OYSTERS ROCK-A-FELLOW

Posted: November 20, 2020 in Food, Recipes, restaurants, seafood
Tags: , , , , ,

My dog, Fellow, stood by me in the kitchen while I created this dish. I decided to name it after him. It makes a great Thanksgiving appetizer.

The original Oysters Rockefeller recipe is a closely guarded secret, created in 1899 at the famous New Orleans restaurant Antoine’s. Jules Alciatore, the son of founder Antoine Alciatore, developed the dish when they had a shortage of escargot, substituting locally available oysters. Antoine’s is still the only place in the world where you can be served the original Oysters Rockefeller recipe.

If you Google “Oysters Rockefeller,” you’ll find hundreds of recipes that claim to be the real thing, or close to it. But here’s the catch: most of them use spinach in the dish, and the folks at Antoine’s insist there was never any spinach used in the original recipe. So, before attempting my own version, I decided I would leave spinach out of my recipe…and I think it’s better because of that.

My version, my Oysters Rock-a-Fellow, is a cheesier, gooier version. I use large, meatie oysters like Wellfleets from Cape Cod or local Rhode Island oysters. And, as you’ll see below, you can make the cheese portion of this dish the day before, saving yourself a lot of time on the day you want to serve it.

So, if you’re doing this the day of…start here. If you’re doing it the day before, start with the cheese mix below, then come back to the oysters the next day.

24 oysters, washed to remove grit
2 cans beer (any extra beer you have is fine)

Scrub the oysters under cold water to get them clean.

In a large pot, pour in the beer along with enough cold water to fill the pot about halfway. Turn the heat on high and bring the pot to a boil. Adding beer to the water imparts a little flavor to the oysters, and the hot water will further clean the outside of the shells.

The moment you reach a boil, turn the heat to medium and drop in 6 oysters, letting them bathe in the liquid for only 30 seconds. Scoop them out with a slotted spoon and place them in a bowl to cool. If the oysters open, they’ve been in there too long! You want them to stay closed. Do the same with the rest of the oysters, 6 at a time. Once all the oysters have had their 30 seconds, move the oyster bowl to a cutting board. Discard the liquid in the pot.

Pour Kosher salt onto a large sheet pan lined with foil.

Once the oysters have cooled enough for you to handle, carefully remove the top shell off each one, discarding it, and lay the oysters on the bed of salt in the sheet pan, trying not to spill any of the precious oyster liquor inside. The salt holds the oysters in place.
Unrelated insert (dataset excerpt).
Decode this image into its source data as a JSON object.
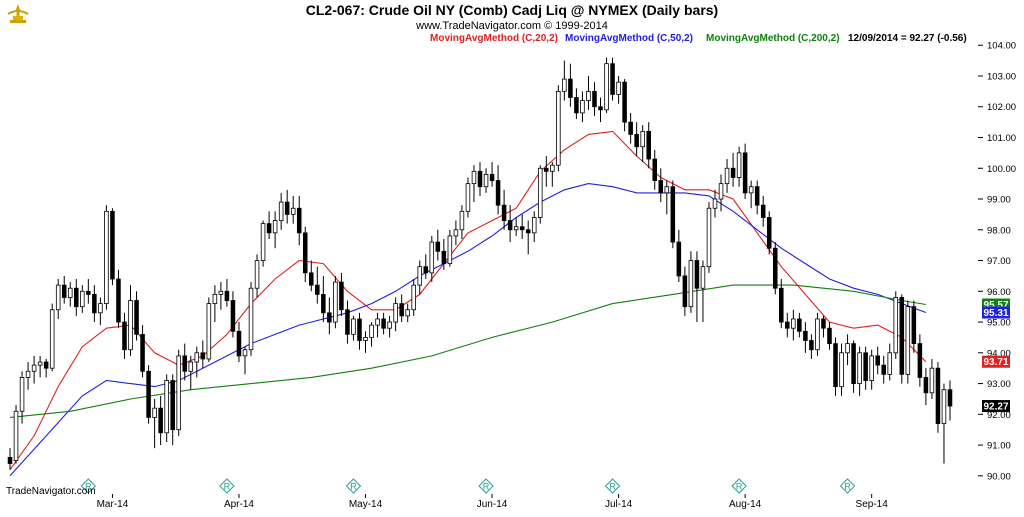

Salt holds the oysters perfectly in place.

Pre-heat the oven to 425 degrees.

1/4 cup unsalted butter
1 small onion, finely chopped
1 garlic clove, finely chopped
1/4 cup low-fat milk
salt and pepper
3 cups (tightly packed) fresh arugula, finely chopped, about a 5 oz. container
6 oz. mild cheddar cheese (the white one), grated
6 oz. mozzarella, grated
Fine bread crumbs (Using GF breadcrumbs will keep this dish gluten-free)

In a sauce pan, melt the butter and then add the onion and garlic. Cook until the onion is translucent.

Add the milk, season with salt and pepper, and then add the arugula a little at a time, letting it wilt before adding more. Use all the arugula.

Once all the arugula is in the saucepan, sprinkle the cheese in a bit at a time, letting it melt, until you’ve used all the cheese: the cheddar and then the mozzarella.

Pour the gooey cheese mix into a lasagna pan, smooth it out with a spatula, and place it in the fridge to cool.

You can do this all the day before, because the cheese mix hardens and becomes easy to cut into cubes with a sharp knife.

Then simply place a cube of the cheese mix on each oyster…

…sprinkle a little bread crumb on top…

…and bake in the 425-degree oven for about 8–10 minutes until it’s golden and bubbly.

Whoever said that cheese and seafood don’t go together, never tried this!

I buy Udi’s gluten free frozen bread for my breadcrumbs. I take the loaf, toast the slices, then put them through the food processor. The taste is far better than buying pre-made GF breadcrumbs. Use regular breadcrumbs if you don’t need to worry about gluten.

If you’re really strict about gluten, you can use GF beer in the pot of water or simply eliminate the beer altogether.